Alguien me infamó. ¿Tal vez en esa última ronda piqué una tecla invitando no a alguien que deseaba ser mi amigo, sino a una recomendación de un amigo ya existente? ¿O fue simplemente un enemigo, alguien que preferiría verme desaparecer del todo?

Escribí a Facebook pidiendo “des-deshabilitaran” mi cuenta, solicitándoles mi resucitación. Pero no me permitieron lazarear, o no hasta hoy, cuando escribo tres semanas después de mi muerte. Sigo falleciente, o fallecida.

No me sienta bien. Nada más apetecible que lo imposible: quiero me regresen mi FacebookYo. Olvido cuando me fue detestable.

Lo exijo. Y qué más da, bien puedo bailar tango o gritar o ponerme en huelga de hambre. Es inútil: el dios de Facebook es inamovible. He caído de su gracia. Todo será en balde.

Me asaltan tres preguntas. La primera es curiosidad elemental: ¿Facebook-Quién lo hizo, acusándome de un crimen social que no cometí? Lo fácil habría sido simplemente ignorarme, pero es alguien más emprendedor, un golpeador en la oscuridad. Tengo mis candidatos, conociendo cómo se las gastan. El motor pudo haber sido la envidia. ¿Quién podría envidiarme? Eso es otro tema: los que envidian, los que tienen a la envidia como motor en su camino, emponzoñados… Los reconozco.
Ustedes también. La envidia es el hermano espurio de la ambición, el cáncer que crece al costado de los creadores. Y aquí sí cabe esta palabra.

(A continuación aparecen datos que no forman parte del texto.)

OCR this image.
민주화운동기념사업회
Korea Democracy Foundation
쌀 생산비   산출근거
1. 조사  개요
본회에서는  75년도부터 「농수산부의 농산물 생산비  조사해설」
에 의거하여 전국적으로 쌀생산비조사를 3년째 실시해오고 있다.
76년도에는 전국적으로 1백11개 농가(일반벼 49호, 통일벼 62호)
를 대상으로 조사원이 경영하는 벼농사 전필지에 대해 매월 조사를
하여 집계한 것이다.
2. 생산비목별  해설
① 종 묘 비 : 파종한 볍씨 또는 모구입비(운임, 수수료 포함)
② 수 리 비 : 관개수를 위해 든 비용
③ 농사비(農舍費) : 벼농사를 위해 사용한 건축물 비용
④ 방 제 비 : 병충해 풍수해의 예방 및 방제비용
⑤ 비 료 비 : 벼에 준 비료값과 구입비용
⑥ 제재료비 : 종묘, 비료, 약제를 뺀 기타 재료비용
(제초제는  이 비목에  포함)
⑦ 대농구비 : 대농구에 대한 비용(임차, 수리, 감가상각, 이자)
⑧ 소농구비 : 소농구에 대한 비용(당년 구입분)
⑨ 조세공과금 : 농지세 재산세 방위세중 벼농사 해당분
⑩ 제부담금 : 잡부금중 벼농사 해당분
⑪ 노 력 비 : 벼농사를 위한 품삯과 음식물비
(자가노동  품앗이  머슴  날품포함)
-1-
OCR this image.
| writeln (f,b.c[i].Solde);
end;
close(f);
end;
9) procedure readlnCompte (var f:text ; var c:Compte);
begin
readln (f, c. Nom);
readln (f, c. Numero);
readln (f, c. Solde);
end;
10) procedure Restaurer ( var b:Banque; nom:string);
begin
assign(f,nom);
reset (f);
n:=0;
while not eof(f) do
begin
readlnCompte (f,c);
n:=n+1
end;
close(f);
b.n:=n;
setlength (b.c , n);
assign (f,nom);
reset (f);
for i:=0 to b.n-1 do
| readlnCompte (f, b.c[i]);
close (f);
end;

La segunda pregunta viaja al terreno de las hipótesis: ¿me habría detestado mi asesino si yo hubiese sido la RancheraYo? ¿Gané ese enemigo años atrás, cuando no fui lo que pude haber sido? ¿Habría sido un fan incondicional de los poemas que la RevolucionariaGuerrilleraYo publicara en rimbombante editorial revolucionaria? Probablemente, porque a su bajeza le gustaría pertenecer a un gremio, no sentir ni pensar en cabeza o corazón propio, involuntario conocedor de su insignificancia.

La tercera: ¿el culpable habría sido un seguidor ruidoso de los poemas que RancheraYo publicaría en un volumen gordito aunque de pequeñas dimensiones, de portada rosa mexicano, vendido en los Starbucks y Barnes & Noble, libro de cabecera de imponderables políticos del vecino del norte? Contesto lo mismo que a la segunda pregunta que lancé. El que no sabe pensar con cabeza propia, el cobarde, el borrego…

Pero en todo caso, esa es otra historia.


Carmen Boullosa.
Escritora. Su más reciente libro es La virgen y el violín.